Most governmental responses have been slow and inadequate - despite the adoption of resolutions on AMR by the World Health Assembly (1998, 2005) and the 2001 publication of the WHO global strategy on containment of antimicrobial resistance together with multiple recommendations to define and implement national policies, as well as numerous recommendations from international conferences and workshops. Quite simply, AMR was not awarded the sustained consideration and action required. There is now an urgent need for multisectorial planning and coordinated action on a global scale.

NO ACTION TODAY means NO CURE tomorrow!

Belatedly governments are realizing the scale of risk to life. During the past decade there has been a marked increase in antimicrobial resistance to certain diseases and urgent policy changes need to be implemented.

Key actions required are

  • Preventing infections and spread of disease
  • Tracking resistance patterns
  • Developing new antibiotics and diagnostic testing and alternative therapies.
  • Improving antibiotic stewardship – the right dose, at the right time – is critical (as up to half of antibiotic use in humans and much of antibiotic use in animals is unnecessary).

However, in an era of budget cuts, action may be limited to a strategy of 'what is affordable' rather than what is 'required'. This would be a false economy for time is no longer on our side!

COMBATAMR is a Call to Action

CombatAMR is a Call to Action – and each one of us has an important role to play. To meet the challenges of this serious health threat will require co-operation and re-education of the general public to change both behaviour and expectations in antibiotic customs. Success will depend upon developing wide-ranging partnerships of public and private sector organisations. We … the people, need to campaign for robust global policy development, support the formation of active partnerships at all levels and press for substantial funding of a co-ordinated international programme dedicated to searching for new antibiotics and developing alternative therapies.

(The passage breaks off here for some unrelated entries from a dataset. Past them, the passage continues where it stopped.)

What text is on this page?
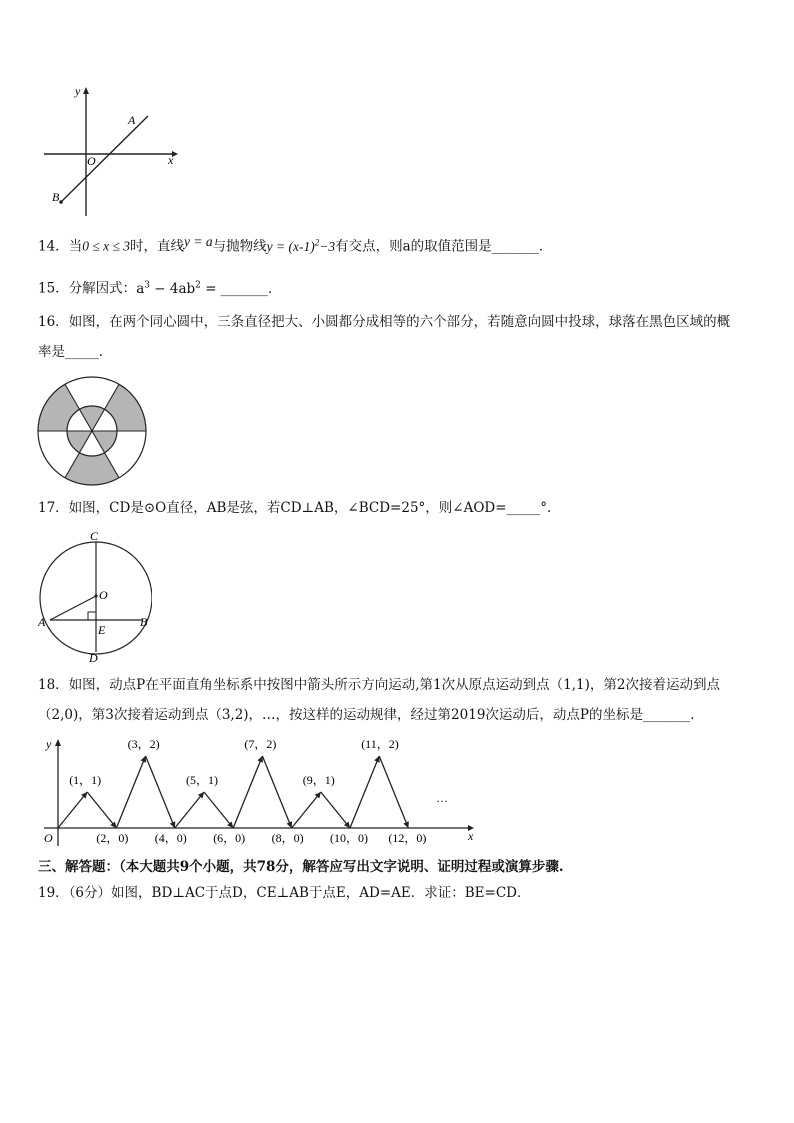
y
x
O
A
B
14．当0 ≤ x ≤ 3时，直线y = a与抛物线$y = (x-1)^2-3$有交点，则a的取值范围是_______．
15．分解因式：$a^3 - 4ab^2$ = _______．
16．如图，在两个同心圆中，三条直径把大、小圆都分成相等的六个部分，若随意向圆中投球，球落在黑色区域的概
率是_____．
17．如图，CD是⊙O直径，AB是弦，若CD⊥AB，∠BCD=25°，则∠AOD=_____°．
C
O
A	B
E
D
18．如图，动点P在平面直角坐标系中按图中箭头所示方向运动,第1次从原点运动到点（1,1)，第2次接着运动到点
（2,0)，第3次接着运动到点（3,2)，…，按这样的运动规律，经过第2019次运动后，动点P的坐标是_______．
y
x
O
…
(1，1)
(3，2)
(5，1)
(7，2)
(9，1)
(11，2)
(2，0) (4，0) (6，0) (8，0) (10，0) (12，0)
三、解答题：（本大题共9个小题，共78分，解答应写出文字说明、证明过程或演算步骤.
19．（6分）如图，BD⊥AC于点D，CE⊥AB于点E，AD=AE．求证：BE=CD．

70 years ago 9 out of 10 people who contracted pneumonia died.
After penicillin was discovered by Alexander Fleming in 1928 and
subsequently made widely available in the 1940s, only 1 out 10 people died.

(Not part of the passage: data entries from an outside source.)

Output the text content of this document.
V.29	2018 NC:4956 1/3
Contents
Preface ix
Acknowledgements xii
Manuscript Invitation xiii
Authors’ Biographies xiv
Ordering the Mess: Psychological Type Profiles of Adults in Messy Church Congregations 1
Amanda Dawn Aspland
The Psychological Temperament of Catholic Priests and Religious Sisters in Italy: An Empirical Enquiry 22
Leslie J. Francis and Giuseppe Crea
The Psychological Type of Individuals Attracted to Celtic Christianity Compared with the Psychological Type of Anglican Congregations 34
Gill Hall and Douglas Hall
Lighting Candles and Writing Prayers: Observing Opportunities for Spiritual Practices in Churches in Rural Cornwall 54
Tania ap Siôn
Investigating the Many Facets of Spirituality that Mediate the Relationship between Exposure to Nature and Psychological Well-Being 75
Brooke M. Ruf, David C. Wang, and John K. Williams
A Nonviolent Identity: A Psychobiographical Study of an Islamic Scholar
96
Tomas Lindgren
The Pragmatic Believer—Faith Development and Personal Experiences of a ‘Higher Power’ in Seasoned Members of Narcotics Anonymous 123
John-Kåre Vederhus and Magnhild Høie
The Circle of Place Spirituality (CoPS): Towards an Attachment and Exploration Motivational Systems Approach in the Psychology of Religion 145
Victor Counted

Antibiotics are a shared precious global resource and we all
have a global responsibility to protect them by using
them sensibly and only when appropriate.

Antibiotics DO NOT WORK AGAINST VIRUSES - they are useless for colds and flu!
Take antibiotics ONLY when prescribed by your GP and complete the course.
Drug resistance is accelerated if you do not complete your full antibiotic course.

9 out of 10 GPs feel pressurised by their patients to prescribe unnecessary antibiotics.
Listen to your medical professional! 
It is imperative to remember that antibiotics are a precious limited resource.